Metatranscriptomic analysis provides information on how a microbial community reacts to environmental changes. Using next-generation sequencing (NGS) technology, biologists can study the microbe community by sampling short reads from a mixture of mRNAs (metatranscriptomic data). As most microbial genome sequences are unknown, it would seem that de novo assembly of the mRNAs is needed. However, NGS reads are short and mRNAs share many similar regions and differ tremendously in abundance levels, making de novo assembly challenging. The existing assembler, IDBA-MT, designed specifically for the assembly of metatranscriptomic data and performs well only on high-expressed mRNAs. This article introduces IDBA-MTP, which adopts a novel approach to metatranscriptomic assembly that makes use of the fact that there is a database of millions of known protein sequences associated with mRNAs. How to effectively use the protein information is nontrivial given the size of the database and given that different mRNAs might lead to proteins with similar functions (because different amino acids might have similar characteristics). IDBA-MTP employs a similarity measure between mRNAs and protein sequences, dynamic programming techniques, and seed-and-extend heuristics to tackle the problem effectively and efficiently. Experimental results show that IDBA-MTP outperforms existing assemblers by reconstructing 14% more mRNAs.

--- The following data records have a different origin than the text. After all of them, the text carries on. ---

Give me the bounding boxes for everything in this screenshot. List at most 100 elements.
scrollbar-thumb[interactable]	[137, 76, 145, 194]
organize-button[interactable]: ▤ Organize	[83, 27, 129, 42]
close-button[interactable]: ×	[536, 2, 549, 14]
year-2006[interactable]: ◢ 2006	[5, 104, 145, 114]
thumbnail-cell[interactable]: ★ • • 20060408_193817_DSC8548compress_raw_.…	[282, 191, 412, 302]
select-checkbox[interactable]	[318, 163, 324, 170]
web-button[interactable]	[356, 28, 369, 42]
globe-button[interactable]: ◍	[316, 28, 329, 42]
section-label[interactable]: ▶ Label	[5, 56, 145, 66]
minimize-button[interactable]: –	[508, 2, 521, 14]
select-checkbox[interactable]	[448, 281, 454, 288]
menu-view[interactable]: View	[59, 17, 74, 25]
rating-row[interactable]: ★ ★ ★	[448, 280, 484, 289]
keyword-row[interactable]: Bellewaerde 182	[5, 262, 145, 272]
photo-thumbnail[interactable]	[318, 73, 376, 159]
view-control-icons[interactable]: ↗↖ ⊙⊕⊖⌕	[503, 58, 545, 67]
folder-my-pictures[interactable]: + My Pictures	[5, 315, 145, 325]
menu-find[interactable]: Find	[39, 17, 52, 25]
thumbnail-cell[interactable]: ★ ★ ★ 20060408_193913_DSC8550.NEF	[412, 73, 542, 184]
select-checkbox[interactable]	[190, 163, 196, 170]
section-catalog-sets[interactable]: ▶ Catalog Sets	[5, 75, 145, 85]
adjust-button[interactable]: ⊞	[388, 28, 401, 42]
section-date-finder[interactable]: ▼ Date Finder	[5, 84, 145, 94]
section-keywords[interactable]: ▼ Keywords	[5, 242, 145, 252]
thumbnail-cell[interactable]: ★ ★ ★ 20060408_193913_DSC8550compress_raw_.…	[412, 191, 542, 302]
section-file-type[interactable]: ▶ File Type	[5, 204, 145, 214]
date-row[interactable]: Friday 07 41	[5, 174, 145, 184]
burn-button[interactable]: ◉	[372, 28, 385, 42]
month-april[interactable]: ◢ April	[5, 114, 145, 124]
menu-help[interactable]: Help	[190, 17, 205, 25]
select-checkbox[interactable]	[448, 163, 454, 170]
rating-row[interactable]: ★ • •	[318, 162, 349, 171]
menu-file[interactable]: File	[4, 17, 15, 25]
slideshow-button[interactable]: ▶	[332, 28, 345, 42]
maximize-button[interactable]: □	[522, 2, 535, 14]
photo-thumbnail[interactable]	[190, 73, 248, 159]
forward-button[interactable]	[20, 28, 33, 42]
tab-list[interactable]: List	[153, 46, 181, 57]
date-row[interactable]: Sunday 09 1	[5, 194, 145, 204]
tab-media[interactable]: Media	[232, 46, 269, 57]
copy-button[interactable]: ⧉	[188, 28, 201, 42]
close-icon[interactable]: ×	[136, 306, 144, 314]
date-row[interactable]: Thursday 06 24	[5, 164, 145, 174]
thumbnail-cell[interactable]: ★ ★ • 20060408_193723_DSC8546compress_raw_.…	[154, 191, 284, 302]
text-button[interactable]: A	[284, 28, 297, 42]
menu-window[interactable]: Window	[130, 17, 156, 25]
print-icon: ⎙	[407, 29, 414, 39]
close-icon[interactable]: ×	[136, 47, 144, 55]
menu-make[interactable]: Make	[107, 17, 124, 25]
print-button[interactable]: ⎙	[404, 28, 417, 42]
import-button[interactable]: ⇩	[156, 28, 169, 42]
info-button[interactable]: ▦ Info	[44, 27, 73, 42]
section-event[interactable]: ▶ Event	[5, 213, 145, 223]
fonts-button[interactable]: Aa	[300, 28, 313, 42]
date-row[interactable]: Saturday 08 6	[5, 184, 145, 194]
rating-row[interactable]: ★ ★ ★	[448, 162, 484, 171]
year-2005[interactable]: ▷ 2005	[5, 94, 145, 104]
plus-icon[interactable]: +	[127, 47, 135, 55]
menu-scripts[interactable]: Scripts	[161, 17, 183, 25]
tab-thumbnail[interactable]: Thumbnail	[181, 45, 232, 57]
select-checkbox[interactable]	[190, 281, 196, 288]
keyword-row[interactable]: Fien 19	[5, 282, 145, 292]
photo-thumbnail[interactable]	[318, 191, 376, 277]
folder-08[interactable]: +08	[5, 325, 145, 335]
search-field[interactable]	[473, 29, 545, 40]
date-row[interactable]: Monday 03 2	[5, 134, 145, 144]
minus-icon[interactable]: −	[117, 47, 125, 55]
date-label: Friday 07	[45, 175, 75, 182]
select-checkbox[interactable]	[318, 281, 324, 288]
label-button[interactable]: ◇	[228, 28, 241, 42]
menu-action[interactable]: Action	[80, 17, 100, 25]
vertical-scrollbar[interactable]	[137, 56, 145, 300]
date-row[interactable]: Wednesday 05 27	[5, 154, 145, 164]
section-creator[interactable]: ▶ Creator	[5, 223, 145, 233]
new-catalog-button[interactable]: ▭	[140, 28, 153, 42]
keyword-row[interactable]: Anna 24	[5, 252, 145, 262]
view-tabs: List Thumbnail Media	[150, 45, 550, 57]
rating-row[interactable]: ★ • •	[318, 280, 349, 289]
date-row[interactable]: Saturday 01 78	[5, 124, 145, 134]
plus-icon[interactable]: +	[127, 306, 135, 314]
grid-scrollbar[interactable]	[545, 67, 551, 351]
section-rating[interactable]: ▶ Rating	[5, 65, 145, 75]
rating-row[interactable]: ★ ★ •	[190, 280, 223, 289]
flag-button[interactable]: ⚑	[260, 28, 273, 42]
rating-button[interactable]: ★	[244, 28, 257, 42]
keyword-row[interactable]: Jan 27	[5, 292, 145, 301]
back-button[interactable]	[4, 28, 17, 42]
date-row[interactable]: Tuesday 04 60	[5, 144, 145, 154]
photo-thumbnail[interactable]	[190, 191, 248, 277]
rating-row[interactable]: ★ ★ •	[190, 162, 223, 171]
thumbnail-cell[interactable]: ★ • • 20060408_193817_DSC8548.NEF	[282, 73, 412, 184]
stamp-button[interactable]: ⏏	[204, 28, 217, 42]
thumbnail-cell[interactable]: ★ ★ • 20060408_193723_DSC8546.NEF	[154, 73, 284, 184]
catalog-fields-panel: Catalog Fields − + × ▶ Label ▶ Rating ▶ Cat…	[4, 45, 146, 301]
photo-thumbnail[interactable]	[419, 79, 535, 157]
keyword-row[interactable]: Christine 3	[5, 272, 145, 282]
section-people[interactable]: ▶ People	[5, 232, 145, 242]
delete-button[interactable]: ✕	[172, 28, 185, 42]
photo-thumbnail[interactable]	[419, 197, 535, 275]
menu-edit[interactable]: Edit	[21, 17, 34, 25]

宏转录组分析提供了有关微生物群落如何对环境变化做出反应的信息。利用下一代测序(NGS)技术,生物学家可以通过从混合的mRNA(宏转录组数据)中采样短读长来研究微生物群落。由于大多数微生物基因组序列未知,似乎需要对mRNA进行从头组装。然而,NGS读长较短,且mRNA有许多相似区域,丰度水平差异极大,这使得从头组装具有挑战性。现有的组装器IDBA-MT是专门为宏转录组数据组装设计的,且仅在高表达的mRNA上表现良好。本文介绍了IDBA-MTP,它采用了一种新颖的宏转录组组装方法,利用了存在数百万个与mRNA相关的已知蛋白质序列数据库这一事实。鉴于数据库的规模以及不同的mRNA可能导致具有相似功能的蛋白质(因为不同的氨基酸可能具有相似的特征),如何有效利用蛋白质信息并非易事。IDBA-MTP采用mRNA与蛋白质序列之间的相似性度量、动态规划技术以及种子扩展启发式算法来有效且高效地解决该问题。实验结果表明,IDBA-MTP通过多重建14%的mRNA而优于现有的组装器。